Spinach Puree with Fried Potatoes and Sunny Side Up Eggs
A fresh German breakfast featuring creamy spinach puree topped with golden fried potatoes and perfectly cooked sunny side up eggs. Try this and more recipes from Spoonsparrow!
Ingredients
- 800 g spinach
- Salt
- 125 g crème fraîche
- pepper (ground)
- nutmeg
- 2 Garlic cloves
- 800 g cooked potatoes (from the day before)
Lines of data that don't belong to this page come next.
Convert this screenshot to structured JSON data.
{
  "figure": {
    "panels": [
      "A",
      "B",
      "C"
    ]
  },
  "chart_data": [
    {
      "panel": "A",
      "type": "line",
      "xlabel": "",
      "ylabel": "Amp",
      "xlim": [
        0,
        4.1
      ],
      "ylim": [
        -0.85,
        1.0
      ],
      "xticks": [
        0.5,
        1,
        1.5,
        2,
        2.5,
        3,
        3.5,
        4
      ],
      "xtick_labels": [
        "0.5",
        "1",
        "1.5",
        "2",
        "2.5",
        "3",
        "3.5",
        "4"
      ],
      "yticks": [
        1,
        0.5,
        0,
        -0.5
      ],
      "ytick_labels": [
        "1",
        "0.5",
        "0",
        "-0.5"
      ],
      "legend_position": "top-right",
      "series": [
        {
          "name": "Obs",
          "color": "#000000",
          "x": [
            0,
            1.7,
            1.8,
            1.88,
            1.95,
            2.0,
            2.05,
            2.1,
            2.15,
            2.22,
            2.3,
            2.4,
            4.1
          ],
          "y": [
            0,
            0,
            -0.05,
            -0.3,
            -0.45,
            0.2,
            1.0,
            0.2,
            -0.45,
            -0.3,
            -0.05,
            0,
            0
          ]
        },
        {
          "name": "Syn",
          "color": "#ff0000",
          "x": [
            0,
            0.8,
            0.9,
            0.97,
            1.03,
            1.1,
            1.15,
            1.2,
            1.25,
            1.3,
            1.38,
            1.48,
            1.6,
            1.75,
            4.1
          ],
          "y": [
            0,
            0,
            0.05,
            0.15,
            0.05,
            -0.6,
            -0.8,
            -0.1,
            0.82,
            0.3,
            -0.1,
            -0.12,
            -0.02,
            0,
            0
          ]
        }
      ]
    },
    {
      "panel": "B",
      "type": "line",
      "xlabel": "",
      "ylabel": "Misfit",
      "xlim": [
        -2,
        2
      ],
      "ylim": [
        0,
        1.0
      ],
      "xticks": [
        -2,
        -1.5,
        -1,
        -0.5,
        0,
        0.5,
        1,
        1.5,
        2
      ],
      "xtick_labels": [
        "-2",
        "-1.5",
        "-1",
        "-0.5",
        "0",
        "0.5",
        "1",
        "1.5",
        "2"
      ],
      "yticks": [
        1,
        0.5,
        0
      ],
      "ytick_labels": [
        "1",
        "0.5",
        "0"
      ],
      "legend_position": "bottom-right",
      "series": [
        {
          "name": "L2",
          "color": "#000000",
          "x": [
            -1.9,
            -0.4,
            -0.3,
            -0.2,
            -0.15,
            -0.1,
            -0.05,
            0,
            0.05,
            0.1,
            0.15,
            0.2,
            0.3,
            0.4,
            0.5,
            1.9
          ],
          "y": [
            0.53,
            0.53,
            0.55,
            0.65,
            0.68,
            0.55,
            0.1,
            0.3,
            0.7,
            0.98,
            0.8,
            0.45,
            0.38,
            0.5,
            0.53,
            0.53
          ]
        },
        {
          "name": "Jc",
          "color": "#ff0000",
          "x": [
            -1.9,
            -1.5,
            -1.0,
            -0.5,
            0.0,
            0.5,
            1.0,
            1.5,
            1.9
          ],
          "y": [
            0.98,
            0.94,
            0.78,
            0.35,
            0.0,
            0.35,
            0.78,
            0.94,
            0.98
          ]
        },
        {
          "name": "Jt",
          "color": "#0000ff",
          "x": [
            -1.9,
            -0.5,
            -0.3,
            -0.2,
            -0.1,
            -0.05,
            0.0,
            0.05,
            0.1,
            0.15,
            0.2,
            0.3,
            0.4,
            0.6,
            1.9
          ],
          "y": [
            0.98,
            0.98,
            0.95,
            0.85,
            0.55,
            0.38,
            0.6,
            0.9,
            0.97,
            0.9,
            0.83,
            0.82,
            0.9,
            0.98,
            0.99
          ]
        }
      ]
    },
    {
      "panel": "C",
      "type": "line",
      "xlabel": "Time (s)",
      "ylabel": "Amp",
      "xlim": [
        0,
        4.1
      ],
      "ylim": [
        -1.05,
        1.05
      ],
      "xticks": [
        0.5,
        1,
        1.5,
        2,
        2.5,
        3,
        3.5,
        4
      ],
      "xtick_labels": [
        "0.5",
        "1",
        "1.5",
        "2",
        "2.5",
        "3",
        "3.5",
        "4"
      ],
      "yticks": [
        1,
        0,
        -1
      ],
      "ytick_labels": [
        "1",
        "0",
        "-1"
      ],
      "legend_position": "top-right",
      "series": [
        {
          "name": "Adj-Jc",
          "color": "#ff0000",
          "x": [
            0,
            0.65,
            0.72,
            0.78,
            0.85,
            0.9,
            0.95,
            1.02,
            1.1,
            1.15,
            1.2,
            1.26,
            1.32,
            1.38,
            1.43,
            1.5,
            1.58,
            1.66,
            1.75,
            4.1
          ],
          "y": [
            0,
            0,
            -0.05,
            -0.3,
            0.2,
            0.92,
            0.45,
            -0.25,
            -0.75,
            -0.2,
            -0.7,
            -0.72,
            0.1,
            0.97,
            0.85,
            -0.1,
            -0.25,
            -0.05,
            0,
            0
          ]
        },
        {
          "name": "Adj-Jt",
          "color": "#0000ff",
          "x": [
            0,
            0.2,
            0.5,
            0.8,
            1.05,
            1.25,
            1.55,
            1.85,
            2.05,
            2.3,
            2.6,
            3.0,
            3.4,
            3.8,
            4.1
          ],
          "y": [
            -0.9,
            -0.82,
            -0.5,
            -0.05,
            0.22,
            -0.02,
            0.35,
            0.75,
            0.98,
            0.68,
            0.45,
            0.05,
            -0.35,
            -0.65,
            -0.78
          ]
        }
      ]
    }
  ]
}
- clarified butter for frying
- 1 Shallot
- 4 eggs
- butter for cooking
Instructions
-
1.
Bring a pot of salted water to boil for the spinach.
-
2.
Wash, trim and drop the spinach into the boiling water until wilted; drain, rinse with cold water and let it drip dry.
-
3.
Heat a little clarified butter in a pan; slice the potatoes and fry them slowly for about 8 minutes until golden brown.
-
4.
Meanwhile peel and halve the shallot, sauté for a few minutes, then season the potatoes with salt and pepper.
-
5.
Squeeze out excess liquid from the spinach and blend with crème fraîche and a splash of blanching water; season with salt, pepper, and nutmeg.
-
6.
In another pot melt 1 tablespoon butter; finely chop garlic, sauté briefly, add the spinach mixture and keep warm.
-
7.
For the sunny side up eggs, heat some butter in a pan, crack the eggs in, cook until whites set but yolks remain runny, seasoning with salt and pepper.
-
8.
Serve by arranging the creamy spinach, fried potatoes, and sunny side up eggs on plates.